По мере того как они приближались к площади, все заметнее становилось запустение, царившее в городе. На улицах не встречалось никого, даже собак. Провалы окон казались пустыми глазницами великанских черепов, двери по большей части были сорваны с петель, мостовую покрывала всякая слежавшаяся дрянь, пушистый мох, чахлая трава.
Миновав скелет лошади, с которой не удосужились даже снять упряжь, они вышли на пустую площадь. Шаги звучали гулко, как в каземате. На середине пути Цыпф споткнулся и ужаснулся про себя: «Плохая примета!»
Оба охранника наблюдали за приближающимися к ним людьми в рясах без особого интереса, но потом на всякий случай взяли алебарды наперерез.

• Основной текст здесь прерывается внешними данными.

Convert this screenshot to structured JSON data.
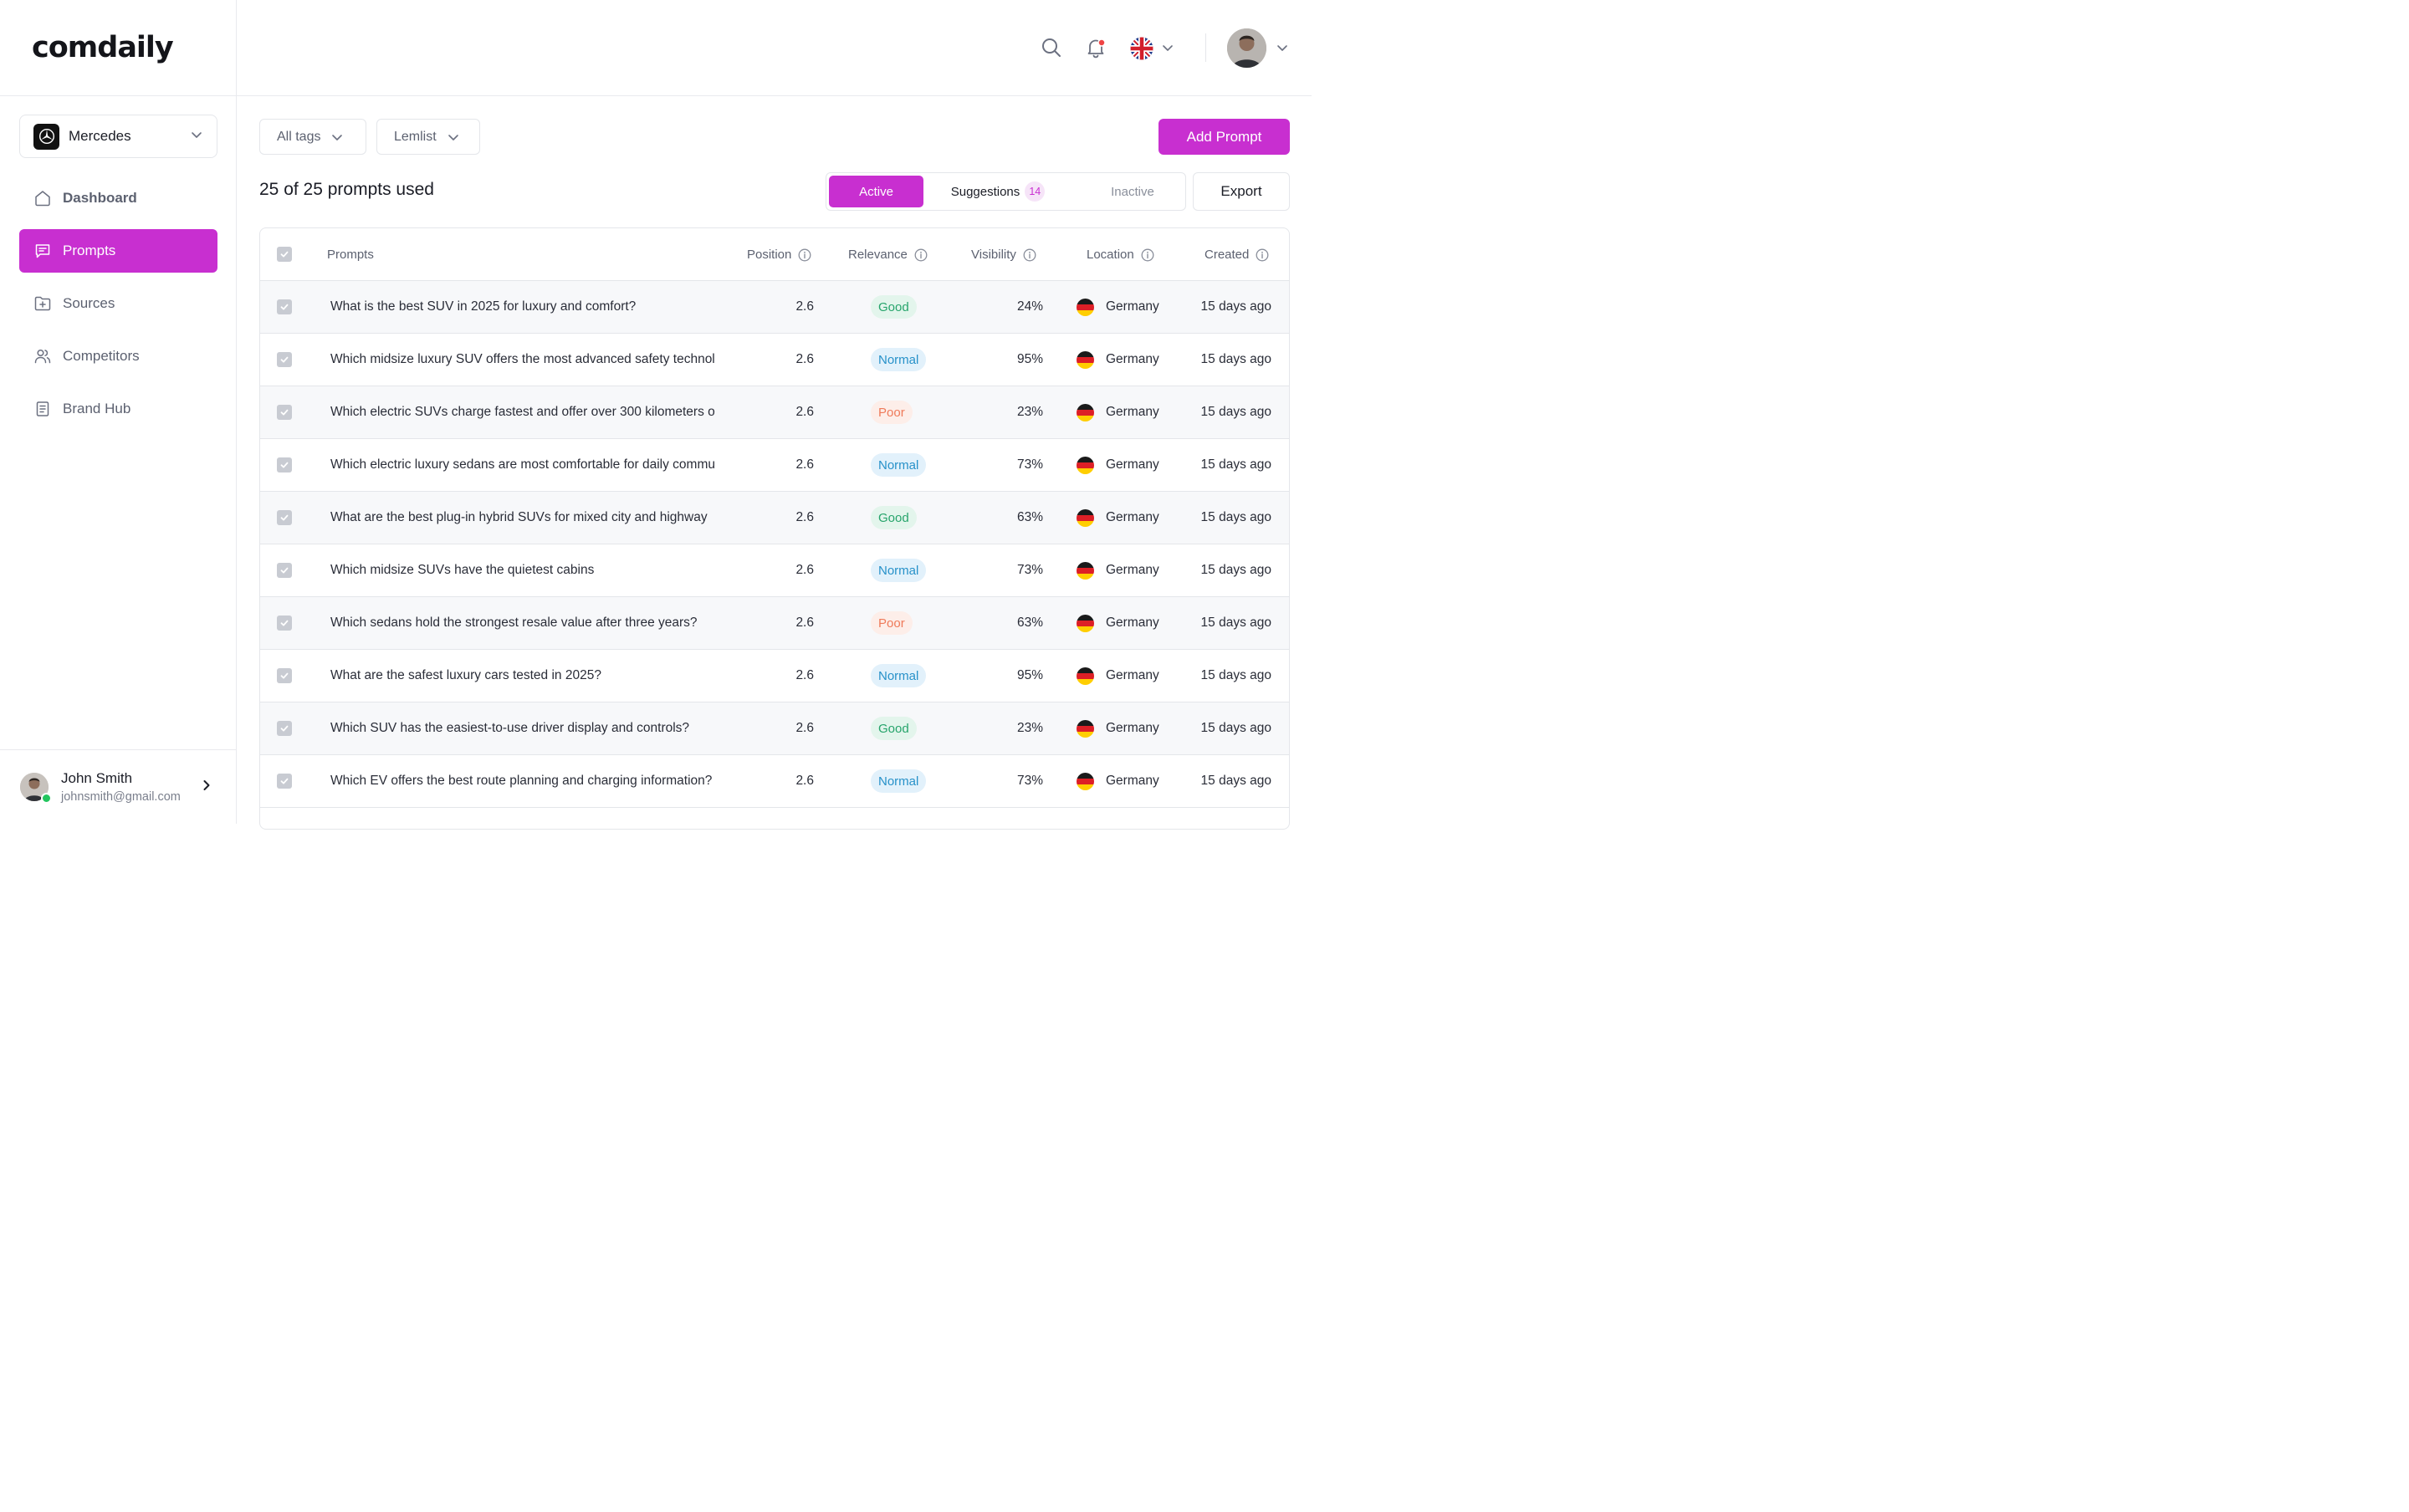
{
  "app": {
    "logo_text": "comdaily",
    "accent_color": "#c82fd0"
  },
  "sidebar": {
    "brand_select": {
      "value": "Mercedes",
      "icon": "mercedes-star-icon"
    },
    "items": [
      {
        "label": "Dashboard",
        "icon": "home-icon",
        "active": false
      },
      {
        "label": "Prompts",
        "icon": "chat-icon",
        "active": true
      },
      {
        "label": "Sources",
        "icon": "folder-plus-icon",
        "active": false
      },
      {
        "label": "Competitors",
        "icon": "users-icon",
        "active": false
      },
      {
        "label": "Brand Hub",
        "icon": "document-icon",
        "active": false
      }
    ],
    "user": {
      "name": "John Smith",
      "email": "johnsmith@gmail.com",
      "status": "online"
    }
  },
  "topbar": {
    "icons": [
      "search-icon",
      "bell-icon",
      "uk-flag-icon",
      "chevron-down-icon",
      "avatar",
      "chevron-down-icon"
    ],
    "language": "English (UK)"
  },
  "filters": {
    "tags_label": "All tags",
    "campaign_label": "Lemlist",
    "add_button": "Add Prompt",
    "export_button": "Export"
  },
  "summary": {
    "count_text": "25 of 25 prompts used"
  },
  "tabs": {
    "active": "Active",
    "suggestions": "Suggestions",
    "suggestions_count": "14",
    "inactive": "Inactive"
  },
  "table": {
    "columns": {
      "prompts": "Prompts",
      "position": "Position",
      "relevance": "Relevance",
      "visibility": "Visibility",
      "location": "Location",
      "created": "Created"
    },
    "rows": [
      {
        "prompt": "What is the best SUV in 2025 for luxury and comfort?",
        "position": "2.6",
        "relevance": "Good",
        "visibility": "24%",
        "location": "Germany",
        "created": "15 days ago"
      },
      {
        "prompt": "Which midsize luxury SUV offers the most advanced safety technol",
        "position": "2.6",
        "relevance": "Normal",
        "visibility": "95%",
        "location": "Germany",
        "created": "15 days ago"
      },
      {
        "prompt": "Which electric SUVs charge fastest and offer over 300 kilometers o",
        "position": "2.6",
        "relevance": "Poor",
        "visibility": "23%",
        "location": "Germany",
        "created": "15 days ago"
      },
      {
        "prompt": "Which electric luxury sedans are most comfortable for daily commu",
        "position": "2.6",
        "relevance": "Normal",
        "visibility": "73%",
        "location": "Germany",
        "created": "15 days ago"
      },
      {
        "prompt": "What are the best plug-in hybrid SUVs for mixed city and highway",
        "position": "2.6",
        "relevance": "Good",
        "visibility": "63%",
        "location": "Germany",
        "created": "15 days ago"
      },
      {
        "prompt": "Which midsize SUVs have the quietest cabins",
        "position": "2.6",
        "relevance": "Normal",
        "visibility": "73%",
        "location": "Germany",
        "created": "15 days ago"
      },
      {
        "prompt": "Which sedans hold the strongest resale value after three years?",
        "position": "2.6",
        "relevance": "Poor",
        "visibility": "63%",
        "location": "Germany",
        "created": "15 days ago"
      },
      {
        "prompt": " What are the safest luxury cars tested in 2025?",
        "position": "2.6",
        "relevance": "Normal",
        "visibility": "95%",
        "location": "Germany",
        "created": "15 days ago"
      },
      {
        "prompt": " Which SUV has the easiest-to-use driver display and controls?",
        "position": "2.6",
        "relevance": "Good",
        "visibility": "23%",
        "location": "Germany",
        "created": "15 days ago"
      },
      {
        "prompt": "Which EV offers the best route planning and charging information?",
        "position": "2.6",
        "relevance": "Normal",
        "visibility": "73%",
        "location": "Germany",
        "created": "15 days ago"
      }
    ]
  }
}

Были они как близнецы – смуглые, коренастые, усатые, с лицами не из нынешнего времени.
– Эстар! – крикнул один из них, и Цыпф не сразу понял, что это приказ остановиться.
Сам он заранее приглядел для себя другого стражника – в более новой кирасе и еще не помятом железном шлеме, – но сейчас, неизвестно почему, изменил курс и, едва не столкнувшись с Толгаем, направился к тому, который кричал.
Когда до стражника осталось шагов десять и тот уже стал ладиться для удара, Лева оттянул правый рукав рясы, выставляя на всеобщее обозрение свой пистолет.
Это сразу внесло коррективы в зловредные планы кастильца, знавшего, как быстро и точно стреляет это оружие и какие раны оставляют его пули, особенно если у них подпилены оболочки. Умирать он вовсе не собирался. Какой смысл умирать, защищая кучку бандитов, воров и инквизиторов, которых к тому же хотят не казнить, а, наоборот, выпустить на волю.
Кастилец начал медленно отступать, а когда уперся спиной в левую створку тяжелых, сшитых из брусьев и окованных железом ворот, бросил алебарду.
– Биен, – кивнул Цыпф, облизывая пересохшие губы. – Хорошо… Грасиас.
Движением пистолетного ствола он заставил стражника вытащить из ножен меч и положить рядом с алебардой. Тот хоть и смотрел волком, приказание Цыпфа выполнил расторопно.
Между тем стычка Толгая со вторым стражником протекала совсем в ином плане. Видя, что у врага, богопротивного нехристя, нет другого оружия, кроме сабли длиной всего в два локтя, кастилец сделал колющий выпад по всем правилам современного ему военного искусства. Толгай довольно ловко, без лишней суеты уклонился.
Стражник немедленно повторил атаку, и нехристь снова благополучно ушел от широкого наконечника алебарды. Попытка нанести удар сверху топориком закончилась столь же безрезультатно. Со стороны это напоминало поединок быка и матадора: разъяренное животное, низко опустив смертельные рога, бросается на хрупкого, почти безоружного человека, а тот красиво и спокойно уворачивается, совершая перед самой его мордой едва ли не танцевальные пируэты.
Кастильцу давно пора было понять, что за противник достался ему (недаром ведь Зяблик и Смыков приняли Толгая в свою ватагу), и достойно капитулировать, но бычье упрямство уже застило его разум.
Во время пятого или шестого выпада Толгай просто перерубил древко алебарды, а когда кастилец схватился за меч, подножкой опрокинул его на спину и сунул острие сабли в щель между воротником кирасы и подбородочным ремнем шлема.
– Чистая работа! – восхитился Цыпф. – Ну ты просто молодец!
Как известно, бурные восторги несовместимы с бдительностью. Первым это понял обезоруженный Левой кастилец, а вторым – сам Лева, неосторожно повернувшийся к нему боком. Но понял уже после того, как пребольно ткнулся лицом в камни мостовой.
Кастилец оседлал его, как волк оленя, мигом обезоружил и ткнул стволом пистолета в сторону Толгая. К счастью, выстрела не последовало – Лева опять забыл снять предохранитель.
Пока кастилец лихорадочно пытался разобраться с непривычным оружием, сабля Толгая несильно рубанула его по скуле чуть пониже шлема…
Не пострадавшего кастильца просто связали сыромятным ремешком и оттащили от греха подальше в сторону. С раненым разгневанный Толгай обошелся круто – хоть и извел на него оставшийся от Верки индивидуальный перевязочный пакет, но руки вязать не стал, а намертво приколотил к воротам его же собственным узким кинжалом.